According to sources, although these security conditions may not be spelt out for the public, investments from such countries will be put under tighter scrutiny. Such foreign direct investment (FDI) proposals could be routed through the home ministry for clearance and the investor could be asked to provide details such as sources of funds and parentage.
The governments plan is to allow foreign airlines to buy up to 49% stake in the cash-strapped, debt-laden Indian carriers. Already, there are country-specific restrictions for FDI in sensitive sectors such as telecom, nuclear energy, oil and gas and mining.
The potential security threats identified by the government include hijacking of aircraft or terrorists using airplanes as missiles to carry out attacks like 9/11 attack in the US. It is also feared that investment from certain countries and entities could form part of larger global network on terror funding and cause severe harm to the countrys interests.
In the coming meeting of a group of ministers (GoM) on aviation sector on February 9, the ministry would suggest ways to block foreign investment from countries posing security threats.
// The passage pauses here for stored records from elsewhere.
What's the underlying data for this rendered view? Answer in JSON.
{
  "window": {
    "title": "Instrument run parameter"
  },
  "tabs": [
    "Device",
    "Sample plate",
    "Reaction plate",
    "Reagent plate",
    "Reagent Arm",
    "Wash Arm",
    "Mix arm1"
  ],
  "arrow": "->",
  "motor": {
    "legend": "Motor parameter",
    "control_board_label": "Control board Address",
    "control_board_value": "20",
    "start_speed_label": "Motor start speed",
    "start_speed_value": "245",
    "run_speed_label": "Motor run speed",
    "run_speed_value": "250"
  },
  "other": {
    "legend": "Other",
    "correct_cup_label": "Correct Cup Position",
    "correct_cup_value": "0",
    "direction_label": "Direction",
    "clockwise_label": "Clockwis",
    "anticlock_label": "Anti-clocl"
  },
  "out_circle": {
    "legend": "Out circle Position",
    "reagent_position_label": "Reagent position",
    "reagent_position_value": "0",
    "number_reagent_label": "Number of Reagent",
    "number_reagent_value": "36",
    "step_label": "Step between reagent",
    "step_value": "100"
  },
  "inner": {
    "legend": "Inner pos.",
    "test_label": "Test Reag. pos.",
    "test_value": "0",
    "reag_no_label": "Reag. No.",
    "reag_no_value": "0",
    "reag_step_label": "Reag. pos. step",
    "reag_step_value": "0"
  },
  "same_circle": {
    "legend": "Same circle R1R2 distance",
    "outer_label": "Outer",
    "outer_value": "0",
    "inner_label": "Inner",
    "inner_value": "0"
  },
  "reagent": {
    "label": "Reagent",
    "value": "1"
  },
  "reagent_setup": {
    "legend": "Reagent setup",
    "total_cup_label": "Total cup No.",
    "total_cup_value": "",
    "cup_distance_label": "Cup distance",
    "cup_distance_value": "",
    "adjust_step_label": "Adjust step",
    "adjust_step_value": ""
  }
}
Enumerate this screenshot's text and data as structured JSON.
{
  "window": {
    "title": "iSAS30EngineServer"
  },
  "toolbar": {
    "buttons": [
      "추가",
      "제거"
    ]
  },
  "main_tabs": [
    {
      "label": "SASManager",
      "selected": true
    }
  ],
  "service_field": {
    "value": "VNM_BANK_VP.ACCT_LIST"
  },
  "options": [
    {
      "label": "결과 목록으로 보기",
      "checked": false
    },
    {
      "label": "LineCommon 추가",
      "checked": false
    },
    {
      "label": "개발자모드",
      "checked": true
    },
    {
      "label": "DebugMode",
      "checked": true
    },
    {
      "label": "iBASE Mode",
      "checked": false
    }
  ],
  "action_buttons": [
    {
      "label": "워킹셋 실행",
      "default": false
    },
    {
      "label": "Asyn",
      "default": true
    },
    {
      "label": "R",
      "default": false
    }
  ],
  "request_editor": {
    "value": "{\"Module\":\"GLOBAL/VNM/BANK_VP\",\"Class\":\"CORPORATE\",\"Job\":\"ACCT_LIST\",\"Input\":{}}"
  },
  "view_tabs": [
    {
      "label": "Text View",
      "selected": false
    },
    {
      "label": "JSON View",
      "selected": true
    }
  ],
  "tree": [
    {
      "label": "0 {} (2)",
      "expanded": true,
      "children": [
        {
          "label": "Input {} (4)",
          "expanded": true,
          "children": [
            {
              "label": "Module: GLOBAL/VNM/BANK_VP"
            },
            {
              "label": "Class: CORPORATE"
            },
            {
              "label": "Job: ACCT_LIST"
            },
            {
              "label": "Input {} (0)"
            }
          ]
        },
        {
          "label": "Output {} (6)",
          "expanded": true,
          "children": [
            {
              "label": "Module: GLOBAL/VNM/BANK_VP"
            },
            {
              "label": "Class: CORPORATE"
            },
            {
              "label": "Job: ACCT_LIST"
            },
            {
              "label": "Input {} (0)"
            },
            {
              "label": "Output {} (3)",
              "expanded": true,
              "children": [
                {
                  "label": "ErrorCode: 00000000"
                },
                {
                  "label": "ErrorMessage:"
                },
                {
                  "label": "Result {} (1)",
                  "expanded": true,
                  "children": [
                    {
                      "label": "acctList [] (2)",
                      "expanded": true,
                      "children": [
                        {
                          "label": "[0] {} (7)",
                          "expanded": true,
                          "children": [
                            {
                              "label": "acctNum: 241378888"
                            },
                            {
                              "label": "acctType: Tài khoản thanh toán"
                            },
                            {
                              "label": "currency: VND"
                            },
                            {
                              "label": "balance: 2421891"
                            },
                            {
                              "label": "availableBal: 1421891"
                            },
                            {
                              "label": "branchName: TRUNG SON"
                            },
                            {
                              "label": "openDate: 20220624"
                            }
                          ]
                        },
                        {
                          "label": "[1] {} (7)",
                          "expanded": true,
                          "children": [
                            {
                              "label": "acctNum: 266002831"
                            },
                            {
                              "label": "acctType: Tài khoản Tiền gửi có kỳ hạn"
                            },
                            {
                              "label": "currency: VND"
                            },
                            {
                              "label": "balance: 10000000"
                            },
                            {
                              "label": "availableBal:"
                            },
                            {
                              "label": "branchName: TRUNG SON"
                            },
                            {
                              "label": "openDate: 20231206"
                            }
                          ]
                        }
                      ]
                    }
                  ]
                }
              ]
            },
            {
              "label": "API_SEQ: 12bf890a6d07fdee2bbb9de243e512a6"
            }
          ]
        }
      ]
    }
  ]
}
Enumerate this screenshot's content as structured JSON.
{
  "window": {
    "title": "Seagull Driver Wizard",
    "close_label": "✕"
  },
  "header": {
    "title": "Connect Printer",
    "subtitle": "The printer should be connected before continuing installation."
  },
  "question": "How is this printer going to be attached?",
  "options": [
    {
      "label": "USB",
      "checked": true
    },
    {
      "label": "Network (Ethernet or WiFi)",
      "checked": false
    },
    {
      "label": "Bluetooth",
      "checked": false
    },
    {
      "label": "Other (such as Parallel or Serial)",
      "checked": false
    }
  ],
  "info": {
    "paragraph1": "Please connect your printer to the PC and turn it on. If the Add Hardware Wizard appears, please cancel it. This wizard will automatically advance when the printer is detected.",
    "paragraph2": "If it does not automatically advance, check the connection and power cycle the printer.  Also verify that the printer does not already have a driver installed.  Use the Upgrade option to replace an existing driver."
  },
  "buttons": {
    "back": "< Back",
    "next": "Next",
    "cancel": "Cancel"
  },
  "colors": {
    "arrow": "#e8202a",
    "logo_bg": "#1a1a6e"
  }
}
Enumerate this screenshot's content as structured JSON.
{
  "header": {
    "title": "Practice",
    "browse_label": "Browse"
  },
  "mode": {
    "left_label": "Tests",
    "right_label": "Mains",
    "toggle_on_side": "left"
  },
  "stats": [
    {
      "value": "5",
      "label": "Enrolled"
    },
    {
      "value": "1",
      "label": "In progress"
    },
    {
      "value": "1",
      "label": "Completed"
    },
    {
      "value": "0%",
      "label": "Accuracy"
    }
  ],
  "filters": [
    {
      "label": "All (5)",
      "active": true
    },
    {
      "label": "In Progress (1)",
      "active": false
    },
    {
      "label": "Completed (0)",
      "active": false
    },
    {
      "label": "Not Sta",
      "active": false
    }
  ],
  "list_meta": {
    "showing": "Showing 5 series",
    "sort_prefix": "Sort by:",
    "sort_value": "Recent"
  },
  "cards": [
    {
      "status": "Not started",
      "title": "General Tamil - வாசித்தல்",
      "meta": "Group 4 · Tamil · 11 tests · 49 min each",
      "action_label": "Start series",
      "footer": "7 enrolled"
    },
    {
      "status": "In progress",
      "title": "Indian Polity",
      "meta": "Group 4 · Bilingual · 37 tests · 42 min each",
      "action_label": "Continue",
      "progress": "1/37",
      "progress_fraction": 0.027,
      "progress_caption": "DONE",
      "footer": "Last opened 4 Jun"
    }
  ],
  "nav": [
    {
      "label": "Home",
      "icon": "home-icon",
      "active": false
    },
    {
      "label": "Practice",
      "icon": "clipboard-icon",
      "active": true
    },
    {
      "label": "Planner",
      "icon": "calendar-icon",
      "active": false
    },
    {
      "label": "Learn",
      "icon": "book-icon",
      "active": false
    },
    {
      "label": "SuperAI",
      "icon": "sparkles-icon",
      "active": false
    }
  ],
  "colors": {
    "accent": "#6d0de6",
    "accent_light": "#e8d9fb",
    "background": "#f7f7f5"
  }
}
It would also write to the economic affairs department in the finance ministry for relaxing Sebi take-over code in case of foreign carriers picking up a stake in Indian airlines.
The government may mandate foreign carriers to seek home ministry clearance before investing and subject the foreign investors to stricter scrutiny. Foreign Investment Promotion Board (FIPB) could be asked to carry out a thorough due diligence including checking the source of funding, past credentials and ownership structure of the prospective investor, sources said.
We would put certain restrictions to address security concerns. With regards to waiver of the Sebi take-over code we are going to write to the department of economic affairs, a senior aviation ministry official told FE.
As per the new code unveiled about four months ago, any entity buying more than a 25% stake in a listed company has to make an open offer to buy an additional 26%.
So in case a foreign carrier picks up 26% stake in an Indian airline, the former would have come up with an open offer, raising its stake to 51% in the latter--which would violate the FDI cap being proposed for the sector.
The government would either have to amend the Takeover Code, or give aviation sector an exemption from this open offer rule.
The official said that the aviation ministry would send its formal proposal on the key policy change to the Department of Industrial Policy and Promotion (DIPP), the nodal government department for formulating FDI guidelines.